A. Life expectancy is about 20-30 years
B. Recurrent uncontrolled seizures lead to mortality in most cases
C. Aspiration pneumonia is one of the most feared complications
D. The lower number of CAG repeats leads to higher mortality and will present with status epilepticus
Dentatorubral pallidoluysian atrophy (DRPLA) is classified as a microsatellite repeat disorder, which shows genetic anticipation with earlier onset and worse disease severity as it passes to the next generation. Studies show that functional impairment is an indirect measure of disease severity, given that it is inversely related to the CAG repeat length.

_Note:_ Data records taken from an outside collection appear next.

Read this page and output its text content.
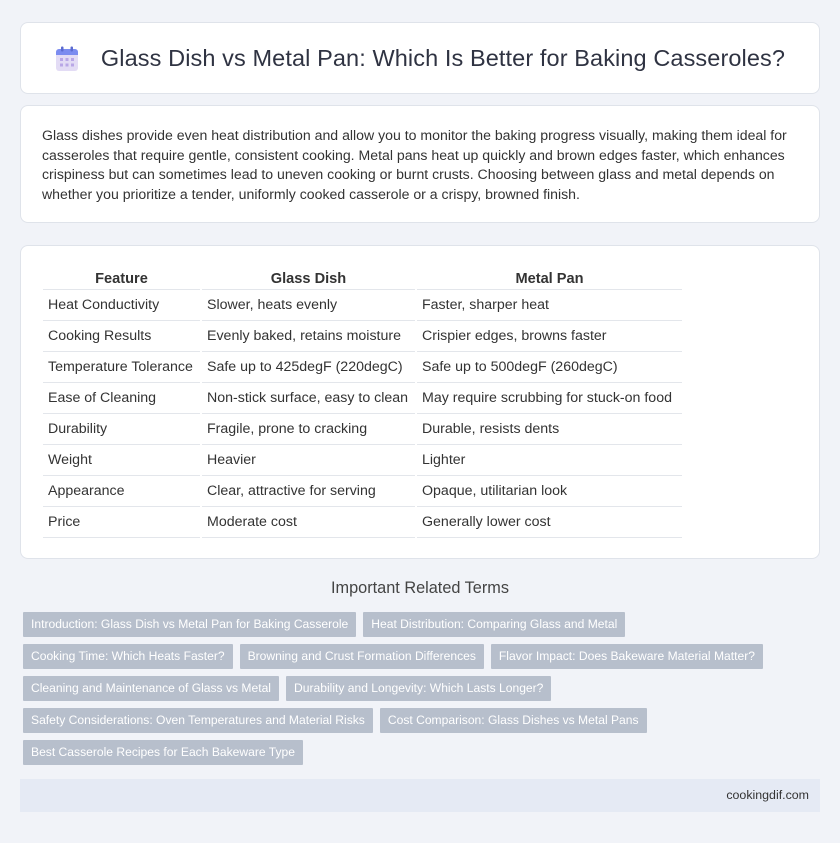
Glass Dish vs Metal Pan: Which Is Better for Baking Casseroles?

Glass dishes provide even heat distribution and allow you to monitor the baking progress visually, making them ideal for casseroles that require gentle, consistent cooking. Metal pans heat up quickly and brown edges faster, which enhances crispiness but can sometimes lead to uneven cooking or burnt crusts. Choosing between glass and metal depends on whether you prioritize a tender, uniformly cooked casserole or a crispy, browned finish.

Feature	Glass Dish	Metal Pan
Heat Conductivity	Slower, heats evenly	Faster, sharper heat
Cooking Results	Evenly baked, retains moisture	Crispier edges, browns faster
Temperature Tolerance	Safe up to 425degF (220degC)	Safe up to 500degF (260degC)
Ease of Cleaning	Non-stick surface, easy to clean	May require scrubbing for stuck-on food
Durability	Fragile, prone to cracking	Durable, resists dents
Weight	Heavier	Lighter
Appearance	Clear, attractive for serving	Opaque, utilitarian look
Price	Moderate cost	Generally lower cost
Important Related Terms
Introduction: Glass Dish vs Metal Pan for Baking Casserole	Heat Distribution: Comparing Glass and Metal
Cooking Time: Which Heats Faster?	Browning and Crust Formation Differences	Flavor Impact: Does Bakeware Material Matter?
Cleaning and Maintenance of Glass vs Metal	Durability and Longevity: Which Lasts Longer?
Safety Considerations: Oven Temperatures and Material Risks	Cost Comparison: Glass Dishes vs Metal Pans
Best Casserole Recipes for Each Bakeware Type
cookingdif.com
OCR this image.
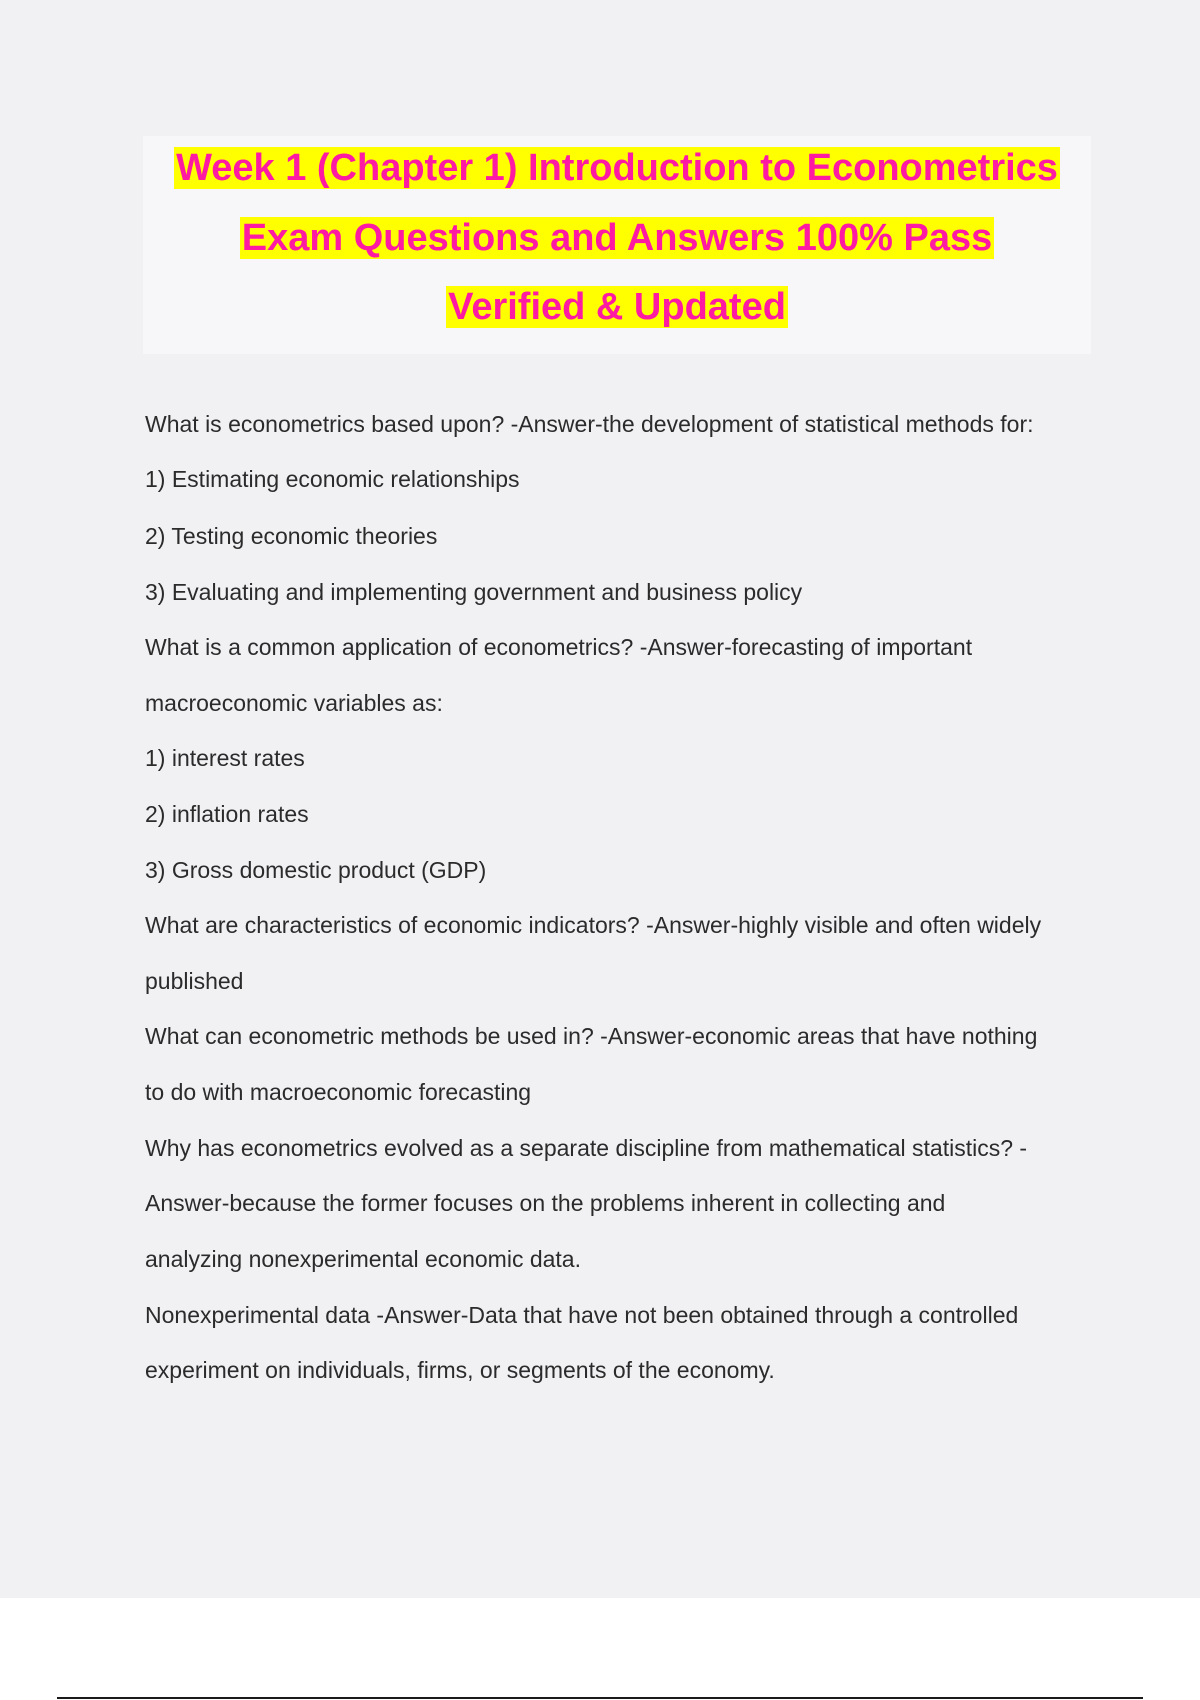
Week 1 (Chapter 1) Introduction to Econometrics
Exam Questions and Answers 100% Pass
Verified & Updated
What is econometrics based upon? -Answer-the development of statistical methods for:
1) Estimating economic relationships
2) Testing economic theories
3) Evaluating and implementing government and business policy
What is a common application of econometrics? -Answer-forecasting of important
macroeconomic variables as:
1) interest rates
2) inflation rates
3) Gross domestic product (GDP)
What are characteristics of economic indicators? -Answer-highly visible and often widely
published
What can econometric methods be used in? -Answer-economic areas that have nothing
to do with macroeconomic forecasting
Why has econometrics evolved as a separate discipline from mathematical statistics? -
Answer-because the former focuses on the problems inherent in collecting and
analyzing nonexperimental economic data.
Nonexperimental data -Answer-Data that have not been obtained through a controlled
experiment on individuals, firms, or segments of the economy.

DRPLA patients require structured physical and occupational therapy to preserve, motor mobility, and functional activities of daily living as much as possible. Structured and individualized educational programs for affected children are other important considerations.
An extensive neuropsychological and psychiatric assessment is instrumental in evaluating progressive memory and mood disorders. Managing them early will preserve more cognitive domains and increase the quality of life.
Life expectancy ranges from 8–16 years from symptom onset. The length of the CAG repeat expansion in ATN1 is positively correlated with age of onset, clinical phenotype, and life expectancy, with longer repeats being linked to earlier onset, severe disease phenotype, and a shorter lifespan. The most feared complications are status epilepticus, aspiration pneumonia, and recurrent seizures, which are all linked with increased mortality.